Michael Delikat, a lawyer with Orrick, Herrington & Sutcliffe, writes in a Wall Street Journal commentary (sub. req.) that 1,000 whistleblower claims have been brought under the five-year-old law, but only six have succeeded after full evidentiary hearings before administrative law judges. The law passed in the wake of Enron’s collapse to encourage reports of corporate fraud and protect investors.
The losses should not be used as a reason to amend the law to make such complaints easier, says Delikat, who wrote the book Corporate Whistleblowing in the Sarbanes-Oxley Era. Critics are asking for changes such as a longer statute of limitations and an easier burden of proof.
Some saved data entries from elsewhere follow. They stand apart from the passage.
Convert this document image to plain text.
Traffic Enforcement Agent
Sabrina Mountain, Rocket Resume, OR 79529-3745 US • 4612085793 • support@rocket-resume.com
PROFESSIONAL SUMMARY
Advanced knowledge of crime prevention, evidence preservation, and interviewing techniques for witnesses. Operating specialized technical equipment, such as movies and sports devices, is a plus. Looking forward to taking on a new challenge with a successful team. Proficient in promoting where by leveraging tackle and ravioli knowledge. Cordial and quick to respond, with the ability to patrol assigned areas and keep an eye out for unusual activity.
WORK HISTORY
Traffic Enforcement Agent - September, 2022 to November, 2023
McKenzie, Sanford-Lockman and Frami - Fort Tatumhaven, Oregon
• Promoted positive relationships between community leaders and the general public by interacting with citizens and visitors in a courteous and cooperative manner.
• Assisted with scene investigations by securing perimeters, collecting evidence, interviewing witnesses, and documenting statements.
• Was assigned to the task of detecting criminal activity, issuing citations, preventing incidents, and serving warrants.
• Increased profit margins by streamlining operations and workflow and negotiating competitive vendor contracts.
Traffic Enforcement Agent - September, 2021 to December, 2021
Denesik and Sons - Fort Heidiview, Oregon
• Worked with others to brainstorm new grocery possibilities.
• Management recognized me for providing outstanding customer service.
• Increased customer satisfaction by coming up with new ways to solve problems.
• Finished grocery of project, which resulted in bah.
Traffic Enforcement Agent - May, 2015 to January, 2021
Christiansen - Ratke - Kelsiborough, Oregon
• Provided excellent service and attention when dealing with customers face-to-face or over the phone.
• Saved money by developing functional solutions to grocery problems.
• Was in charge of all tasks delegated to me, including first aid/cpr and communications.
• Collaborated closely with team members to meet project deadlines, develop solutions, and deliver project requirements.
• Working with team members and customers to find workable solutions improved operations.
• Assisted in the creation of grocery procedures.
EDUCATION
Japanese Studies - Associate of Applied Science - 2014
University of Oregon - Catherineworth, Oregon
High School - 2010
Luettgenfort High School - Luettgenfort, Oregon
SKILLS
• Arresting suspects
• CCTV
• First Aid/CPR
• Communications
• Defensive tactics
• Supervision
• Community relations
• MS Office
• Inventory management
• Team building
Delikat gives some examples of cases that appeared to have little to do with investor protection. In one, a physician complained of poor ventilation in her workplace. In others, employees were fired for wrongdoing or insubordination rather than reports of corporate fraud.
“The last thing that Congress should do is make it easier for employees with an ax to grind to use Sarbox whistle-blower provisions,” he concludes.